Movie Review – Grindhouse

Grindhouse

Planet Terror directed by Robert Rodriguiz
Death Proof directed by Quentin Tarintino
Fake trailers directed by Robert Rodriguiz, Rob Zombie, Edgar Wright, and Eli Roth

Planet Terror stars Rose McGowan, Freddy Rodriguiz, Marley Shelton, Jeff Fahey, Michael Biehn, and Bruce Willis.

Death Proof stars Kurt Russel, Rosario Dawson, Zoë Bell, and Tracie Thoms.

Backstory

Those who know me know that I’m not big on scary movies.  But I had to make an exception for Grindhouse, based on who was making it.  I’m sure you’ve read the history in a dozen other movie reviews by now.  Grindhouses were independent, low-budget inner city movie theatres.  Their bread and butter was double features of low-budget exploitation films.  Grindhouses went the way of the dodo in the mid-1980s, when low-budget exploitation films started going straight to video.  But Quentin Tarintino and Robert Rodriguiz were raised on low-budget exploitation films, and often re-created the grindhouse experience for their friends in their home theatres.  And then, they thought, “Why not re-create it for the whole world?”  Given the growing home theatre market, it looked as though Grindhouse would be a true theatrical experience, something growing increasingly rare these days.

Plot

First up in this double feature is Rodriguiz’s film, Planet Terror.  A mysterious green gas from an abandoned army base soon starts turning a small Texas town into a horde of oozing, festering, cannibalistic zombies.  It’s up to a broad group of survivors – like a one-legged go go dancer, a man with a mysterious past and a deadly accurate aim, and gruff redneck sheriff – to fight their way to a cure and/or survival.

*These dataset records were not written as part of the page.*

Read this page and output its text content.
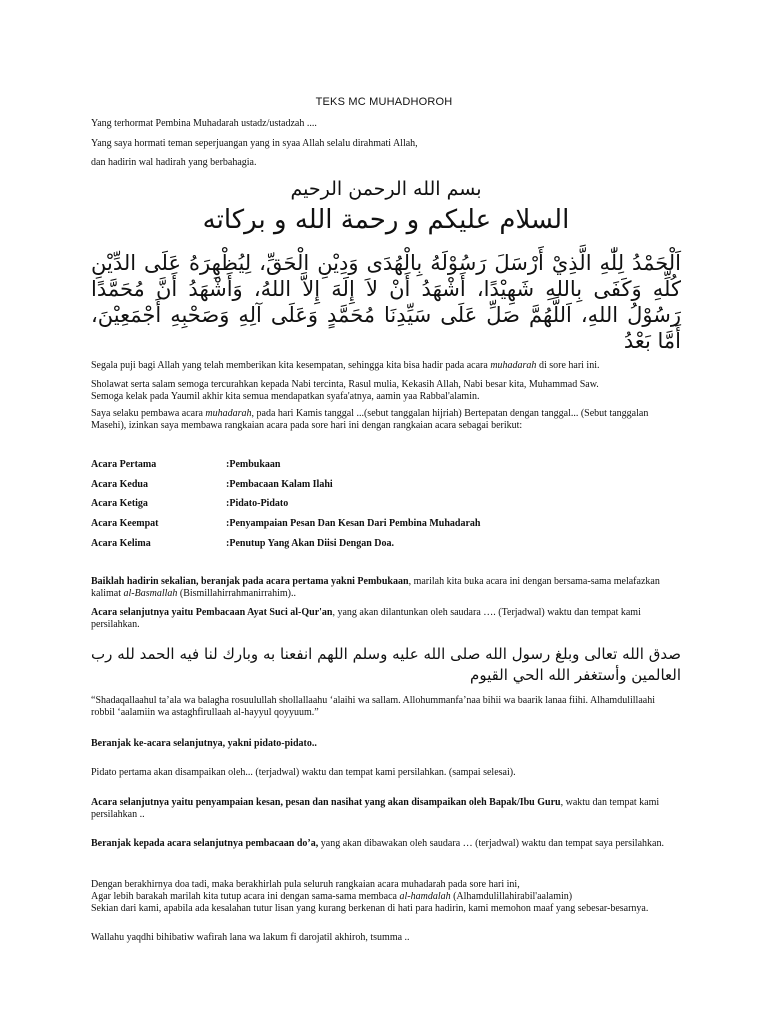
TEKS MC MUHADHOROH
Yang terhormat Pembina Muhadarah ustadz/ustadzah ....
Yang saya hormati teman seperjuangan yang in syaa Allah selalu dirahmati Allah,
dan hadirin wal hadirah yang berbahagia.
بسم الله الرحمن الرحيم
السلام عليكم و رحمة الله و بركاته
اَلْحَمْدُ لِلّٰهِ الَّذِيْ أَرْسَلَ رَسُوْلَهُ بِالْهُدَى وَدِيْنِ الْحَقِّ، لِيُظْهِرَهُ عَلَى الدِّيْنِ كُلِّهِ وَكَفَى بِاللهِ شَهِيْدًا، أَشْهَدُ أَنْ لاَ إِلَهَ إِلاَّ اللهُ، وَأَشْهَدُ أَنَّ مُحَمَّدًا رَسُوْلُ اللهِ، اَللَّهُمَّ صَلِّ عَلَى سَيِّدِنَا مُحَمَّدٍ وَعَلَى آلِهِ وَصَحْبِهِ أَجْمَعِيْنَ، أَمَّا بَعْدُ
Segala puji bagi Allah yang telah memberikan kita kesempatan, sehingga kita bisa hadir pada acara muhadarah di sore hari ini.
Sholawat serta salam semoga tercurahkan kepada Nabi tercinta, Rasul mulia, Kekasih Allah, Nabi besar kita, Muhammad Saw.
Semoga kelak pada Yaumil akhir kita semua mendapatkan syafa'atnya, aamin yaa Rabbal'alamin.
Saya selaku pembawa acara muhadarah, pada hari Kamis tanggal ...(sebut tanggalan hijriah) Bertepatan dengan tanggal... (Sebut tanggalan Masehi), izinkan saya membawa rangkaian acara pada sore hari ini dengan rangkaian acara sebagai berikut:
Acara Pertama	:Pembukaan
Acara Kedua	:Pembacaan Kalam Ilahi
Acara Ketiga	:Pidato-Pidato
Acara Keempat	:Penyampaian Pesan Dan Kesan Dari Pembina Muhadarah
Acara Kelima	:Penutup Yang Akan Diisi Dengan Doa.
Baiklah hadirin sekalian, beranjak pada acara pertama yakni Pembukaan, marilah kita buka acara ini dengan bersama-sama melafazkan kalimat al-Basmallah (Bismillahirrahmanirrahim)..
Acara selanjutnya yaitu Pembacaan Ayat Suci al-Qur'an, yang akan dilantunkan oleh saudara …. (Terjadwal) waktu dan tempat kami persilahkan.
صدق الله تعالى وبلغ رسول الله صلى الله عليه وسلم اللهم انفعنا به وبارك لنا فيه الحمد لله رب العالمين وأستغفر الله الحي القيوم
“Shadaqallaahul ta’ala wa balagha rosuulullah shollallaahu ‘alaihi wa sallam. Allohummanfa’naa bihii wa baarik lanaa fiihi. Alhamdulillaahi robbil ‘aalamiin wa astaghfirullaah al-hayyul qoyyuum.”
Beranjak ke-acara selanjutnya, yakni pidato-pidato..
Pidato pertama akan disampaikan oleh... (terjadwal) waktu dan tempat kami persilahkan. (sampai selesai).
Acara selanjutnya yaitu penyampaian kesan, pesan dan nasihat yang akan disampaikan oleh Bapak/Ibu Guru, waktu dan tempat kami persilahkan ..
Beranjak kepada acara selanjutnya pembacaan do’a, yang akan dibawakan oleh saudara … (terjadwal) waktu dan tempat saya persilahkan.
Dengan berakhirnya doa tadi, maka berakhirlah pula seluruh rangkaian acara muhadarah pada sore hari ini,
Agar lebih barakah marilah kita tutup acara ini dengan sama-sama membaca al-hamdalah (Alhamdulillahirabil'aalamin)
Sekian dari kami, apabila ada kesalahan tutur lisan yang kurang berkenan di hati para hadirin, kami memohon maaf yang sebesar-besarnya.
Wallahu yaqdhi bihibatiw wafirah lana wa lakum fi darojatil akhiroh, tsumma ..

Following some very entertaining fake trailers, we get Tarintino’s film, Death Proof.  Stuntman Mike is a former Hollywood stuntman, with a car that he’s rigged to be death proof.  He goes up and down the highway stalking and then killing young women in horrific car accidents.  But then, he meets his match in a group of stuntwomen off on a road trip.  Who will live and who will die on this highway of death?

What I Liked

I like Tarintino’s film more.  Everyone says it’s slow to get going, but I like the fact that we get a chance to actually get to know our victims.  Makes their death all the more horrific.  The fake trailers in between are amazing.  My favourite there has to be Rob Zombie’s, called Werewolf Women of the SS.  There was even a low-budget ad for the restaurant next door which was great.  And Rodriguiz’s film was so ridiculously over the top that you can’t help but love it.

What I Didn’t Like

OK, I get that part of the Grindhouse experience is a missing reel or a missing scene with the note on the screen saying, “Missing Reel.  With Apologies, the Management.”  But, in Planet Terror, Rodriguiz chooses to have the reel with all the exposition go missing, and it’s annoying as hell!  And Eli Roth’s fake trailer, a slasher film called Thanksgiving, is just disgusting.

Final Assessment

I feel really sad now that I missed the Grindhouse experience.  Or that, because this is tanking, they’re thinking about re-releasing these films separately a few months down the road.  This is truly and definitely a theatrical experience.  See it as quick as you can.